Her opinion was echoed by Young, who said that eliminating remote testimony would make it harder for some people to participate, including the disabled. She said remote testimony should be made available “as an accommodation” to them.

Choon, who lives in Kahuku, follows civic events closely from her home and often testifies remotely, told the council that its action would chill public participation. She asked the council instead to do more to promote “transparency, open government and public participation.”

She also asked why “important agricultural lands” suddenly showed up as an issue in council rules rather than as a zoning matter.

After the event, she said she was shocked by the City Council’s actions.

“I can’t believe the City Council just adopted this without discussion,” she said.

Iwasa said it might be possible for the city to change its remote testimony policy later in the year “depending on the feedback they get once this is out.”

She added that she was worried that changing the requirements for reporting who testified on a report could make it harder to know who was backing an effort or not, although she wasn’t sure precisely what the change would mean.

The resolution was originally introduced on Dec. 28, so close to the New Year’s Eve holiday that the activists said they had been surprised to read about it at the last minute.

A second resolution, 22-294, named Waters chair once again. The council announced council member Esther Kiaaina will continue to play the role of vice-chair and Radiant Cordero will be floor leader.

Tommy Waters will chair the Council once again. David Croxford/Civil Beat/2023

In a separate announcement, Waters also shared the lineup of who will be managing the city’s committees.
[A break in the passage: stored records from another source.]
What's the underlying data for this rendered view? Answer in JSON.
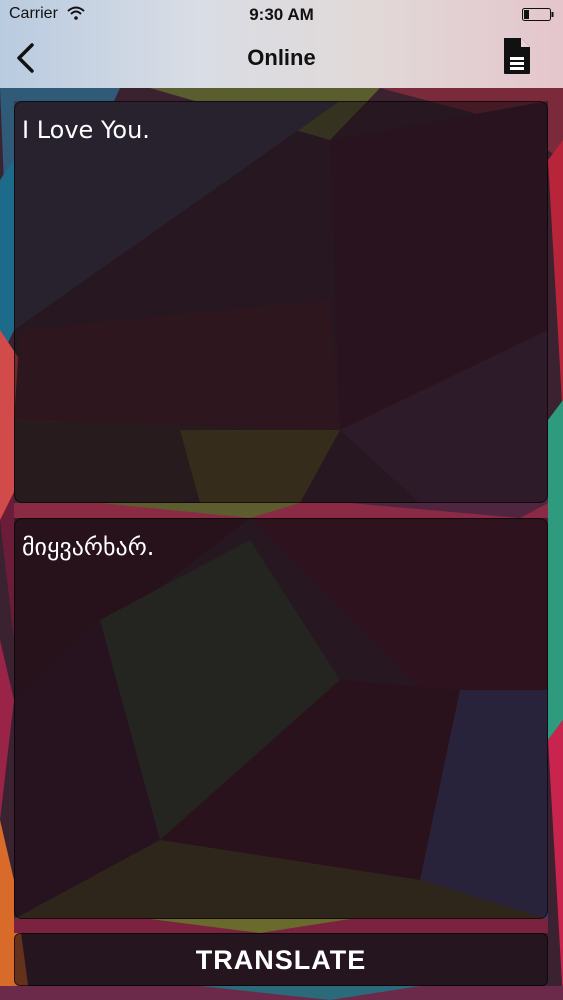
{
  "status_bar": {
    "carrier": "Carrier",
    "time": "9:30 AM",
    "wifi_icon": "wifi-icon",
    "battery_icon": "battery-icon"
  },
  "nav": {
    "title": "Online",
    "back_icon": "chevron-left-icon",
    "document_icon": "document-icon"
  },
  "input": {
    "text": "I Love You."
  },
  "output": {
    "text": "მიყვარხარ."
  },
  "actions": {
    "translate_label": "TRANSLATE"
  },
  "colors": {
    "panel_text": "#ffffff",
    "nav_text": "#111111"
  }
}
One change is that the former zoning and planning committee, which had become overwhelmed with dozens of projects and initiatives to oversee, has been divided into two — one called zoning and the other planning and the economy.

Cordero will also chair the budget committee.

Dos Santos-Tam will head two committees, transportation and executive matters and legal affairs.

Calvin Say will chair the zoning committee.

Augie Tulba will chair parks, enterprise services and culture and the arts.

Weyer will head the committee on housing, sustainability and health.

Kiaaina will chair the planning and economy committee.

Okimoto will chair the committee on public safety.

Andria Tupola will chair the committee on public infrastructure and technology.

Waters will chair the committee on executive management.